12 января 2007 года сцена Александринского театра, видевшая более 100 лет назад премьерный провал чеховской "Чайки", стала свидетельницей возвращения птички. Балетную версию знаменитой пьесы на музыку Рахманинова и Скрябина, представленную Борисом Эйфманом, смотрела ОЛЬГА ФЕДОРЧЕНКО.
В "Чайке", по словам балетмейстера, пришла пора "новых хореографических форм". Кстати, в спектаклях "канонического Эйфмана" последних 15 лет я не припомню хоть каких-нибудь образцов форм классических, традиционных: ни grand pas, ни pas d'action, ни захудаленького pas de deux. "Чайка" — балет типично эйфмановский: повышенный градус "духовности", истеричная взвинченность, изощренный акробатизм движений, кордебалетные перестроения по кругу и в шеренги. Впрочем, значительно понизился градус эротического накала в дуэтах, меньше игр с мебелью: балетный станок в "Чайке" существует лишь для того, чтобы выполнять экзерсис (на нем никого не распинают), на стульях просто сидят (и даже не совокупляются), а у зеркала банально расчесывают волосы.

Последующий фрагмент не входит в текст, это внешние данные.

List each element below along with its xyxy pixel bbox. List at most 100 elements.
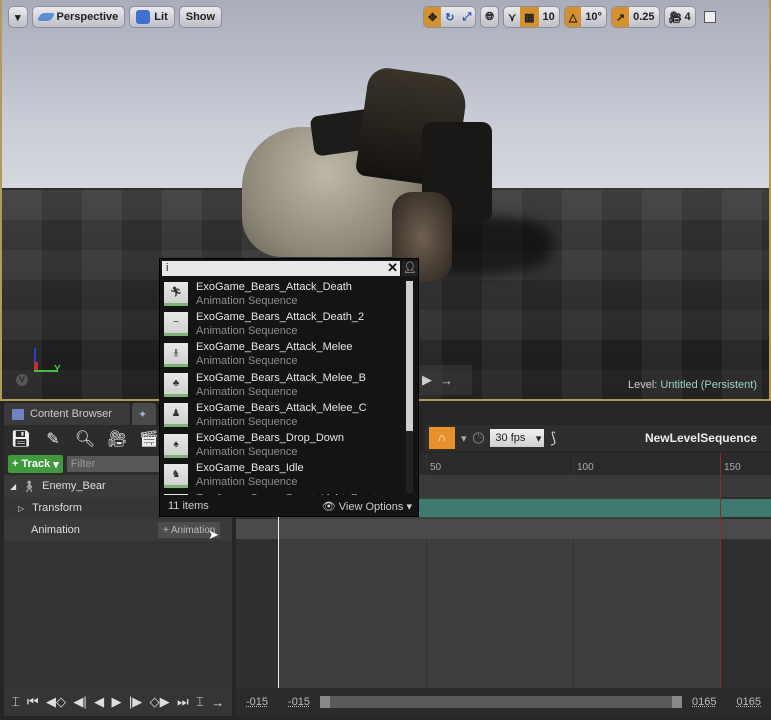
user-filter-icon[interactable]: 👤︎	[402, 261, 418, 276]
asset-list-scrollbar[interactable]	[406, 281, 413, 493]
set-end-icon[interactable]: ⌶	[196, 694, 204, 710]
camera-speed-group: 🎥︎ 4	[663, 6, 696, 28]
ruler-tick-150: 150	[724, 462, 741, 473]
play-icon[interactable]: ▶	[111, 694, 121, 710]
snap-options-dropdown[interactable]: ▾	[461, 432, 467, 445]
asset-item[interactable]: ♞ ExoGame_Bears_Idle Animation Sequence	[162, 461, 405, 491]
clapperboard-icon[interactable]: 🎬︎	[138, 428, 160, 450]
asset-item[interactable]: ♣ ExoGame_Bears_Attack_Melee_B Animation S…	[162, 370, 405, 400]
view-options-label: View Options	[338, 500, 404, 513]
asset-search-input[interactable]: i ✕	[162, 260, 400, 276]
jump-to-end-icon[interactable]: ⏭	[177, 694, 189, 710]
grid-snap-value[interactable]: 10	[539, 7, 559, 27]
viewport-options-button[interactable]: ▾	[8, 6, 28, 28]
scale-snap-value-text: 0.25	[633, 11, 655, 23]
save-icon[interactable]: 💾︎	[10, 428, 32, 450]
plus-icon: +	[163, 524, 169, 536]
ruler-tick-50: 50	[430, 462, 442, 473]
translate-icon: ✥	[428, 11, 438, 24]
clock-icon[interactable]: 🕒︎	[473, 430, 485, 447]
save-as-icon[interactable]: ✎	[42, 428, 64, 450]
magnet-icon: ∩	[438, 432, 446, 444]
asset-item[interactable]: 𐀪 ExoGame_Bears_Attack_Melee Animation Seq…	[162, 340, 405, 370]
skeletal-mesh-icon: 🚶︎	[22, 480, 37, 493]
scale-mode-button[interactable]: ⤢	[458, 7, 475, 27]
perspective-button[interactable]: Perspective	[31, 6, 126, 28]
view-mode-icon[interactable]: V	[16, 374, 28, 386]
play-reverse-icon[interactable]: ◀	[94, 694, 104, 710]
asset-item[interactable]: ~ ExoGame_Bears_Attack_Death_2 Animation S…	[162, 309, 405, 339]
range-end[interactable]: 0165	[727, 696, 771, 708]
rotate-mode-button[interactable]: ↻	[441, 7, 458, 27]
viewport-nav-overlay: ▶ →	[412, 365, 472, 395]
grid-snap-group: ⋎ ▦ 10	[503, 6, 560, 28]
bear-character-mesh[interactable]	[242, 65, 502, 282]
step-forward-icon[interactable]: |▶	[129, 694, 142, 710]
translate-mode-button[interactable]: ✥	[424, 7, 442, 27]
lane-animation	[236, 519, 771, 539]
camera-icon[interactable]: 🎥︎	[106, 428, 128, 450]
world-coords-button[interactable]: 🌐︎	[481, 7, 498, 27]
curve-editor-icon[interactable]: ⟆	[550, 429, 556, 447]
clear-search-icon[interactable]: ✕	[387, 260, 398, 275]
level-name: Untitled (Persistent)	[660, 379, 757, 391]
snap-magnet-button[interactable]: ∩	[429, 427, 455, 449]
tab-content-browser[interactable]: Content Browser	[4, 403, 130, 425]
level-prefix: Level:	[627, 379, 658, 391]
loop-icon[interactable]: →	[211, 695, 224, 710]
asset-name: ExoGame_Bears_Attack_Death	[196, 280, 352, 293]
collapse-arrow-icon[interactable]: ◢	[10, 482, 16, 491]
view-options-button[interactable]: 👁︎ View Options ▾	[322, 500, 412, 513]
show-button[interactable]: Show	[178, 6, 223, 28]
set-start-icon[interactable]: ⌶	[12, 694, 20, 710]
grid-snap-toggle[interactable]: ▦	[520, 7, 539, 27]
camera-speed-button[interactable]: 🎥︎ 4	[665, 7, 695, 27]
item-count: 11 items	[168, 500, 209, 512]
tree-row-animation[interactable]: Animation + Animation ➤	[4, 519, 232, 542]
scrollbar-thumb[interactable]	[406, 281, 413, 431]
sequencer-tab-icon: ✦	[138, 408, 148, 421]
animation-thumbnail-icon: 𐀪	[164, 342, 188, 367]
prev-key-icon[interactable]: ◀◇	[46, 694, 66, 710]
next-key-icon[interactable]: ◇▶	[150, 694, 170, 710]
playback-end-marker[interactable]	[720, 453, 721, 688]
asset-item[interactable]: 🏃︎ ExoGame_Bears_Attack_Death Animation Se…	[162, 279, 405, 309]
expand-arrow-icon[interactable]: ▷	[18, 504, 24, 513]
view-start[interactable]: -015	[278, 696, 320, 708]
maximize-viewport-button[interactable]	[703, 11, 716, 23]
transport-controls: ⌶ ⏮ ◀◇ ◀| ◀ ▶ |▶ ◇▶ ⏭ ⌶ →	[4, 688, 232, 716]
jump-to-start-icon[interactable]: ⏮	[27, 694, 39, 710]
asset-name: ExoGame_Bears_Attack_Melee	[196, 341, 353, 354]
surface-snap-icon: ⋎	[508, 11, 517, 24]
coordinate-system-group: 🌐︎	[480, 6, 500, 28]
animation-thumbnail-icon: ♣	[164, 373, 188, 398]
asset-item[interactable]: ·ExoGame_Bears_React_Light_FrontAnimatio…	[162, 491, 405, 495]
add-track-button[interactable]: + Track ▾	[8, 455, 63, 473]
asset-name: ExoGame_Bears_React_Light_Front	[196, 493, 376, 495]
scale-snap-value[interactable]: 0.25	[629, 7, 658, 27]
view-range-slider[interactable]	[320, 696, 683, 708]
track-label: Track	[21, 458, 51, 470]
grid-icon: ▦	[524, 11, 535, 24]
lit-button[interactable]: Lit	[129, 6, 175, 28]
tab-sequencer[interactable]: ✦	[132, 403, 156, 425]
arrow-right-icon[interactable]: →	[440, 373, 453, 388]
animation-thumbnail-icon: ·	[164, 494, 188, 495]
perspective-icon	[36, 13, 55, 21]
surface-snap-button[interactable]: ⋎	[504, 7, 520, 27]
rotation-snap-group: △ 10°	[563, 6, 607, 28]
asset-type: Animation Sequence	[196, 294, 298, 307]
play-icon[interactable]: ▶	[422, 372, 432, 388]
fps-dropdown[interactable]: 30 fps ▾	[490, 429, 545, 447]
asset-name: ExoGame_Bears_Attack_Melee_C	[196, 401, 367, 414]
step-back-icon[interactable]: ◀|	[73, 694, 86, 710]
rotation-snap-toggle[interactable]: △	[564, 7, 582, 27]
range-start[interactable]: -015	[236, 696, 278, 708]
asset-item[interactable]: ♠ ExoGame_Bears_Drop_Down Animation Sequen…	[162, 430, 405, 460]
scale-arrow-icon: ↗	[615, 11, 626, 24]
asset-item[interactable]: ♟ ExoGame_Bears_Attack_Melee_C Animation S…	[162, 400, 405, 430]
rotation-snap-value[interactable]: 10°	[581, 7, 606, 27]
scale-snap-toggle[interactable]: ↗	[611, 7, 630, 27]
view-end[interactable]: 0165	[682, 696, 726, 708]
search-icon[interactable]: 🔍︎	[74, 428, 96, 450]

Из всей массы персонажей, населяющих чеховскую пьесу, в спектакле Эйфмана выделена четверка главных героев, а действие перенесено в балетный зал. Неофит Константин Треплев (Дмитрий Фишер) тщетно пытается обратить балетное сообщество в ярых приверженцев танца модерн. Метания между классикой и модерном выпускницы Нины Заречной (Мария Абашова) усугубляются ее виражами между молельной (репетиционный класс) и будуаром. Прима Аркадина (Нина Змиевец) тоже не прочь пометаться по будуарам, но классике, в отличие от Заречной, не изменяет. Завсегдатай будуаров "модный хореограф" Тригорин (Юрий Смекалов, танцовщик, о котором могут только мечтать академические театры с классическим репертуаром) неприлично юн (выглядит ровесником Треплева, что напрочь снимает декларируемый Эйфманом конфликт поколений) и талантлив — "сочиненные" им композиции на премьере вызвали бурные аплодисменты зала.

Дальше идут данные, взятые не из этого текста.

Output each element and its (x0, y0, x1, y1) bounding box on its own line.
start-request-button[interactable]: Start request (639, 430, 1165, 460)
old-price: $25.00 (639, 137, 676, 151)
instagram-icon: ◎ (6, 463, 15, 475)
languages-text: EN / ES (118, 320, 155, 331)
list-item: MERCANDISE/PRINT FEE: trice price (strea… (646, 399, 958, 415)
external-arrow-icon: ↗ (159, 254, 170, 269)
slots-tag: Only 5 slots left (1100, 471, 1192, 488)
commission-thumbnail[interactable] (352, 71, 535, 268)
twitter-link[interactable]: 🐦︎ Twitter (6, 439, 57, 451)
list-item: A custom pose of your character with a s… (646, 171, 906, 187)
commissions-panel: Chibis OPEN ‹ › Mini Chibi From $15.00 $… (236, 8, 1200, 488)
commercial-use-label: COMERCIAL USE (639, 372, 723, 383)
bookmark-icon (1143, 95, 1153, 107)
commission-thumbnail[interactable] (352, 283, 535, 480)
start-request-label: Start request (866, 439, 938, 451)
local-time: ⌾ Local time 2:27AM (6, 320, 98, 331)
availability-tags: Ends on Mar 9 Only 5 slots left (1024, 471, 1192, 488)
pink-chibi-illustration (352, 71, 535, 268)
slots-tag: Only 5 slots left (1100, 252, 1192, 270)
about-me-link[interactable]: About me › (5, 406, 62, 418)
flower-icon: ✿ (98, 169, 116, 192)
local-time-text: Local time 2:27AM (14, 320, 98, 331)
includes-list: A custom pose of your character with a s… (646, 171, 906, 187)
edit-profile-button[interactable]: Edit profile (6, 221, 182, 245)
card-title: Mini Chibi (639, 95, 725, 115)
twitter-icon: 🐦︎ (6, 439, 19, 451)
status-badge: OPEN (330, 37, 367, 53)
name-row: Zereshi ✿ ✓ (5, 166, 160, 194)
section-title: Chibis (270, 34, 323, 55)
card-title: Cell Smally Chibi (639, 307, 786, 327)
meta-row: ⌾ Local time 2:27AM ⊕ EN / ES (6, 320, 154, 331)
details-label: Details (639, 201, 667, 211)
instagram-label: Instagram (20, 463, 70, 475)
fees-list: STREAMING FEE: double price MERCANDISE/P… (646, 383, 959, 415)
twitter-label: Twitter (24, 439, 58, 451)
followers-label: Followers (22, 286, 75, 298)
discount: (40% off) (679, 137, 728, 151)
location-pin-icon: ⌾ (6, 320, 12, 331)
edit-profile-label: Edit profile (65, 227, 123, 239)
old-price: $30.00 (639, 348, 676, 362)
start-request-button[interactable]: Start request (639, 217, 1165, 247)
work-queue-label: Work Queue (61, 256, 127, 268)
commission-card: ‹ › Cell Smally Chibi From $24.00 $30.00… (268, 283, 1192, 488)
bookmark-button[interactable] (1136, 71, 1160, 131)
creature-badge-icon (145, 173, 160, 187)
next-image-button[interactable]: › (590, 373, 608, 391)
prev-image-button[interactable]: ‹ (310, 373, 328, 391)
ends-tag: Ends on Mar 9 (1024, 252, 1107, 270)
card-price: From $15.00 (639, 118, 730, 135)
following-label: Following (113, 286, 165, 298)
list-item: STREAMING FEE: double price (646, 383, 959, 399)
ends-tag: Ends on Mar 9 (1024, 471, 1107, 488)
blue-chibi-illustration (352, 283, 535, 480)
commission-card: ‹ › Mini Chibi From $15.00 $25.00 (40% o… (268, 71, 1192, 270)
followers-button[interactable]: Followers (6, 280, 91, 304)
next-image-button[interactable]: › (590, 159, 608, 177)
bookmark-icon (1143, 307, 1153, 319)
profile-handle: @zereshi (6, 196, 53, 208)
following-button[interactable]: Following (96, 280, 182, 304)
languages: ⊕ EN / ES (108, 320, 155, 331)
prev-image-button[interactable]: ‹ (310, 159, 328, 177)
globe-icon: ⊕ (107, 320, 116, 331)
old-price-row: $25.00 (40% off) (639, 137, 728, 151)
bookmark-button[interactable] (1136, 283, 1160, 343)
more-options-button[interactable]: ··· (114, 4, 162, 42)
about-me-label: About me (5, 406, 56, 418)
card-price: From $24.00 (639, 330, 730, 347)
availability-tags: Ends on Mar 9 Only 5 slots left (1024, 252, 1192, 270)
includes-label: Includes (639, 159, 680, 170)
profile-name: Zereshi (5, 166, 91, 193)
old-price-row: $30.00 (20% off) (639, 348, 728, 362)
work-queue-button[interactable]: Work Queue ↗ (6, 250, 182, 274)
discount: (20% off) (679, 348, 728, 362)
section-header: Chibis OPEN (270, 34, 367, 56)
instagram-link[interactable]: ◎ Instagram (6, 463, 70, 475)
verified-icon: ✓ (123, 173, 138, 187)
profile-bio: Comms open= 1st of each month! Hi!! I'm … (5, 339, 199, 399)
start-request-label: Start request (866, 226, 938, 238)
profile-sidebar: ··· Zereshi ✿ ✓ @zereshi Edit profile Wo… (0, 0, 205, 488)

Перед эйфмановской "Анной Карениной", я помню, волновались: "А будет ли паровоз?". На "Чайке" такой же вопрос вызывал монолог про людей, птиц, львов и куропаток. Господин Эйфман на пресс-конференции загадочно улыбался, обещая, что никаких птичьих тушек никто не увидит. Тушек действительно не было. Зато было дано пластическое воплощение фразы "Ужас... ужас... ужас...". Нечто бесформенное (помесь улитки, динозавра и курицы) извивалось, ползало, поглощая все новые и новые жертвы, а рыдающая Бессмертная душа (Заречная в серебристом комбинезончике, делавшем ее похожей на сперматозоид из комедии Вуди Аллена) с ученической тщательностью воспроизводила комбинации "ниспровергателя" классических устоев Треплева. Действительно ужас.

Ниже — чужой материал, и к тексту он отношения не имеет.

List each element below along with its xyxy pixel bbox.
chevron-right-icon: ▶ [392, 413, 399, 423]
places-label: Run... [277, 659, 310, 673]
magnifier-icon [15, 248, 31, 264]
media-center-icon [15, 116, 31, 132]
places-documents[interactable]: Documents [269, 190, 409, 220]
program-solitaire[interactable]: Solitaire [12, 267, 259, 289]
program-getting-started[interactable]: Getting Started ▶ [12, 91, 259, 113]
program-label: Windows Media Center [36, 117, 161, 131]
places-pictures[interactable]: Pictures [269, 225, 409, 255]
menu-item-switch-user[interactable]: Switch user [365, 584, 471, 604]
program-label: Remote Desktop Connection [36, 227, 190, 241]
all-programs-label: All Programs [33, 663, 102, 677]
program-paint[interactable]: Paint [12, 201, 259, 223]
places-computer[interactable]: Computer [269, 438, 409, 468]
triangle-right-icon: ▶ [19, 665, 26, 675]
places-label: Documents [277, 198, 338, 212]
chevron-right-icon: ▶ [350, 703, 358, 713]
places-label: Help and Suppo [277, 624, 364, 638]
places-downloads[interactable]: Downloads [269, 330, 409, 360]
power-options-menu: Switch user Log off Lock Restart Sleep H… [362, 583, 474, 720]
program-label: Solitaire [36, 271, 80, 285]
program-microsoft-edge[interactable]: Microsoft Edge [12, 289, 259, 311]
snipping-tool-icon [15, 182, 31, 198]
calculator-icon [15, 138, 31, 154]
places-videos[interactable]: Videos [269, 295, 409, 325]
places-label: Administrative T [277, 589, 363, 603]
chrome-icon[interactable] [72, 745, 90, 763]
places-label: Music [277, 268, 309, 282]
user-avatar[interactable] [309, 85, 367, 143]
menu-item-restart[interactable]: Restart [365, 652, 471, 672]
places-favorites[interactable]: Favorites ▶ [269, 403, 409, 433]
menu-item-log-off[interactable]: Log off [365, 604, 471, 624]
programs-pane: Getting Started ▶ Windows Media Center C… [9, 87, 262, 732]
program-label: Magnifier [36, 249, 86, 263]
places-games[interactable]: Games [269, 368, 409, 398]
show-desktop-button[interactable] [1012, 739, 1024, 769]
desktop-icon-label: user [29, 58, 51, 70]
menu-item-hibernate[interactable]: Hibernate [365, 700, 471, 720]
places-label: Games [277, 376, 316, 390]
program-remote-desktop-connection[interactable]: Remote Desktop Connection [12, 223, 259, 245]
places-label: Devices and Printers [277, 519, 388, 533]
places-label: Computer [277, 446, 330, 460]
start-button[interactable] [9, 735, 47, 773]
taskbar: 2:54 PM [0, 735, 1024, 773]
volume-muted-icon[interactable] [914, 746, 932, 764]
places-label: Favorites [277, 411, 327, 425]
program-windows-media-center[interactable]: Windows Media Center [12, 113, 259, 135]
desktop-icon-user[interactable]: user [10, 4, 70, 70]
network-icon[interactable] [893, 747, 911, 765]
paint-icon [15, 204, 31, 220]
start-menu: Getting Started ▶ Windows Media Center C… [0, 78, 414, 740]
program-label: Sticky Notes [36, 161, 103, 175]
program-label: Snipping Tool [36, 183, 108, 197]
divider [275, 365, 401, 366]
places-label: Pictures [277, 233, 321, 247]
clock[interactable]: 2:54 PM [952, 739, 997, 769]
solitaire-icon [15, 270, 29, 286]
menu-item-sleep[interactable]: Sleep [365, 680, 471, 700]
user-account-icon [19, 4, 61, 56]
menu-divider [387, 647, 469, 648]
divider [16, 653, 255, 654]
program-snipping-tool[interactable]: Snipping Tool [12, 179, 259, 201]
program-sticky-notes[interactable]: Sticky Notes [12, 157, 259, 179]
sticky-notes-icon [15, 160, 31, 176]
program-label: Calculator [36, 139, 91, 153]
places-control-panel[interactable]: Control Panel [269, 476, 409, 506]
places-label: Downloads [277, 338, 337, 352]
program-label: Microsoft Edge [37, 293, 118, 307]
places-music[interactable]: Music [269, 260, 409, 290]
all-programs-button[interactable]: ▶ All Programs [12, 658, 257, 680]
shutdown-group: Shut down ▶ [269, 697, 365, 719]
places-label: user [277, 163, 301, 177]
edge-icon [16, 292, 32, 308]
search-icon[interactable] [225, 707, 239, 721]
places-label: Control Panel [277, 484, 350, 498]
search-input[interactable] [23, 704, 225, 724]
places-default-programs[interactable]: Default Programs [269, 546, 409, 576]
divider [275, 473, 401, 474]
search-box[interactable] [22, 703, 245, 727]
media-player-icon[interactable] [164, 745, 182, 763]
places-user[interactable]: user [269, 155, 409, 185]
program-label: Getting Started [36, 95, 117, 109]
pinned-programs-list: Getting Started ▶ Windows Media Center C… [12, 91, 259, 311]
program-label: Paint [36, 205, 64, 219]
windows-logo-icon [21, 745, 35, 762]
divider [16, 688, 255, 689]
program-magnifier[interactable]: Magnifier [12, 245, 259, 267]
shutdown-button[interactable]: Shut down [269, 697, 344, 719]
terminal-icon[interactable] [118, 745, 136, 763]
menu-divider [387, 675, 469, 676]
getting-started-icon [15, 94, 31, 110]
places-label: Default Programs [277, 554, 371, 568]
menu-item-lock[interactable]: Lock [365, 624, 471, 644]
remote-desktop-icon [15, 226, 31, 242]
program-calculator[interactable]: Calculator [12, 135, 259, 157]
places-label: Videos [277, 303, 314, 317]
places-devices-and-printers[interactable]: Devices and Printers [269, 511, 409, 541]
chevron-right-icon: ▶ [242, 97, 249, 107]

Кстати, борьба Треплева против засилья банальностей также решена через систему пластических символов — и это единственный ребус господина Эйфмана в "Чайке". Балет начинается и заканчивается одной и той же сценой: Константин сидит в замкнутом кубе, пытаясь раздвинуть его грани. Вначале это ему удается. Однако в финале, потерпев фиаско в продвижении идей, Треплев залезает во взломанную было им конструкцию, любовно возвращает грани на прежние места и, скрючившись, успокаивается. Вывод: классика вечна.
Что же до столь разрекламированного перед премьерой хип-хопа, который артисты разучили со специально выписанным из Парижа виртуозом этого направления Slyde, то большого эффекта он не произвел. Куда больше запомнилось моральное падение Заречной, танцующей на столе перед пьяной публикой умирающего лебедя.